Images, Alexander Turnbull Library

A female bartender chats with a customer as she pours his beer. She asks him about his jersey, saying 'That's not one of those expensive Adidas jerseys is it?' and he replies 'No - it's a Christchurch "After the quake" jersey!' The jersey has on the front three rectangular shapes that are tipping over. Context: Adidas has been at the centre of a jersey-pricing storm since it was revealed the replica tops could be bought much cheaper overseas. The jersey had been listed for sale at $US79.99 ($NZ92.68) on the US website worldrugbyshop.com and could also be found cheaper on British websites. It was retailing for $220 in New Zealand, but retailers have dropped the price as the debate has raged. Adidas has refused to drop the wholesale price. Colour and black and white versions available Quantity: 2 digital cartoon(s).
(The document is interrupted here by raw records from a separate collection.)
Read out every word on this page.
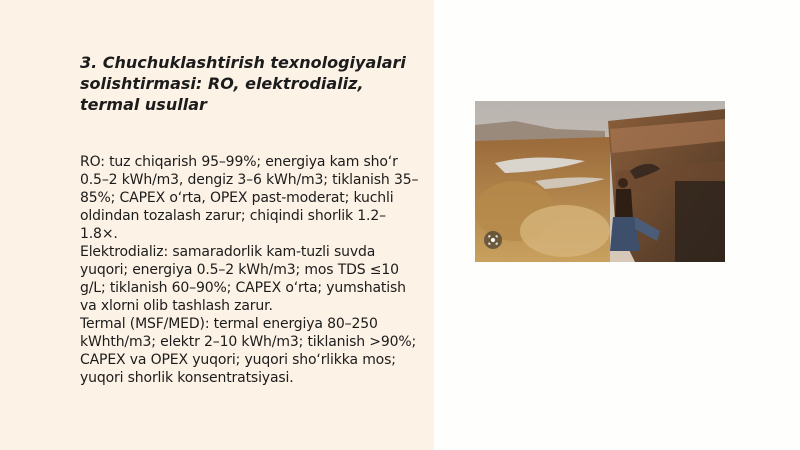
3. Chuchuklashtirish texnologiyalari solishtirmasi: RO, elektrodializ, termal usullar

RO: tuz chiqarish 95–99%; energiya kam sho‘r 0.5–2 kWh/m3, dengiz 3–6 kWh/m3; tiklanish 35–85%; CAPEX o‘rta, OPEX past-moderat; kuchli oldindan tozalash zarur; chiqindi shorlik 1.2–1.8×.

Elektrodializ: samaradorlik kam-tuzli suvda yuqori; energiya 0.5–2 kWh/m3; mos TDS ≤10 g/L; tiklanish 60–90%; CAPEX o‘rta; yumshatish va xlorni olib tashlash zarur.

Termal (MSF/MED): termal energiya 80–250 kWhth/m3; elektr 2–10 kWh/m3; tiklanish >90%; CAPEX va OPEX yuqori; yuqori sho‘rlikka mos; yuqori shorlik konsentratsiyasi.
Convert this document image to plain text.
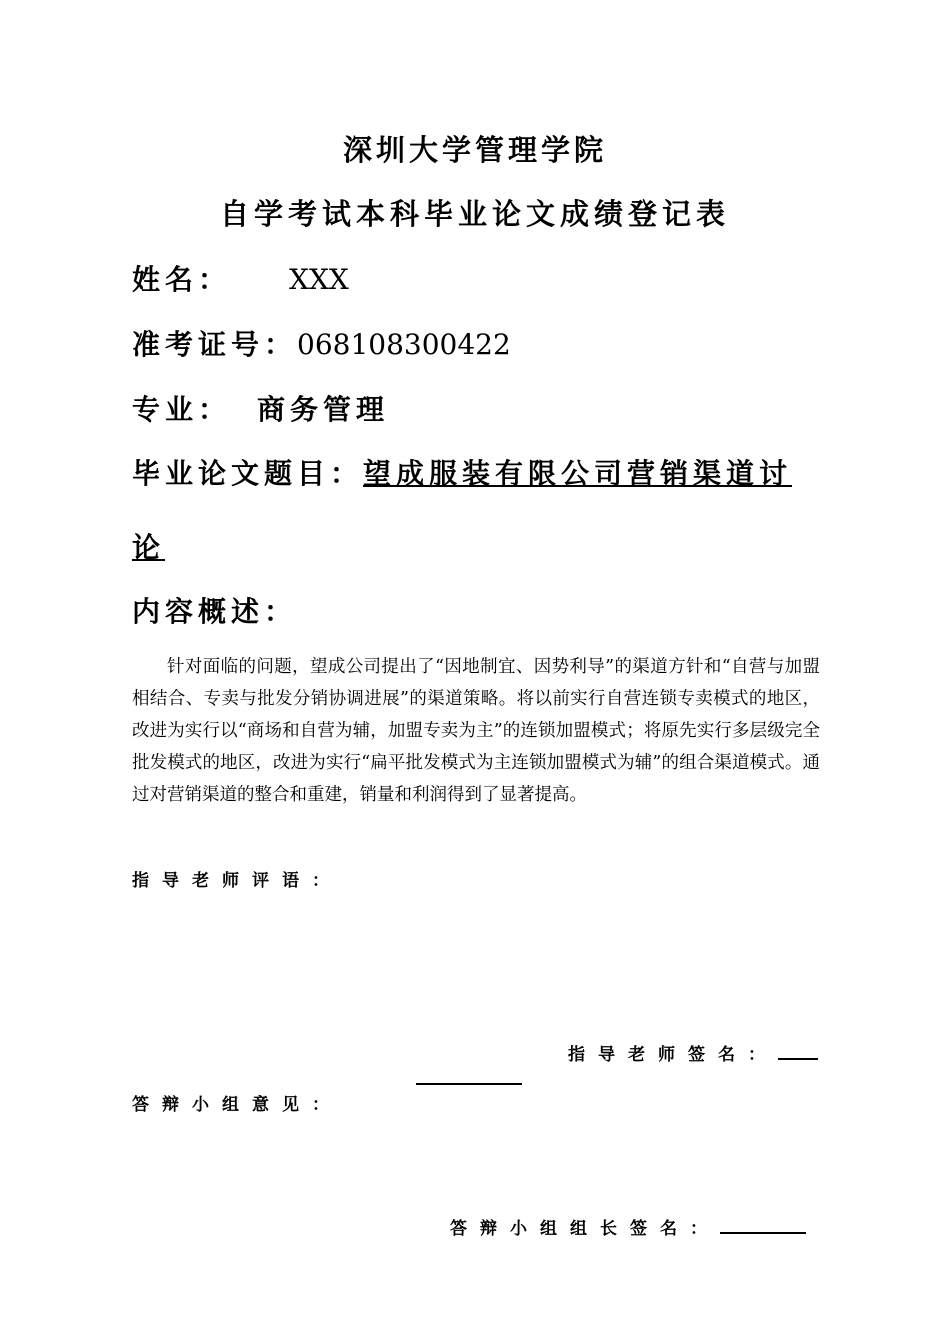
深圳大学管理学院
自学考试本科毕业论文成绩登记表
姓名： XXX
准考证号：068108300422
专业： 商务管理
毕业论文题目：望成服装有限公司营销渠道讨
论
内容概述：
针对面临的问题，望成公司提出了“因地制宜、因势利导”的渠道方针和“自营与加盟相结合、专卖与批发分销协调进展”的渠道策略。将以前实行自营连锁专卖模式的地区，改进为实行以“商场和自营为辅，加盟专卖为主”的连锁加盟模式；将原先实行多层级完全批发模式的地区，改进为实行“扁平批发模式为主连锁加盟模式为辅”的组合渠道模式。通过对营销渠道的整合和重建，销量和利润得到了显著提高。
指导老师评语：
指导老师签名：
答辩小组意见：
答辩小组组长签名：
Images, Alexander Turnbull Library

In the foreground PM John Key drives a bulldozer over Christchurch; in the background two engineers read a newspaper report that says 'P.M. gives false demolition number, PM gives false World Cup hope' and one of them says 'Now I know why those things are called BULLdozers..' Context - Prime Minister John Key is sticking to a government estimate that 10,000 Christchurch homes will need to be razed despite criticism that he should wait for official figures; he also stated that 100,000 homes may need repairs, despite Civil Defence saying it has only checked 70,000 homes so far. John Key was also insisting that there was a chance of keeping World Cup rugby games in Christchurch but an official announcement on 16 March dashed those hopes. Quantity: 1 digital cartoon(s).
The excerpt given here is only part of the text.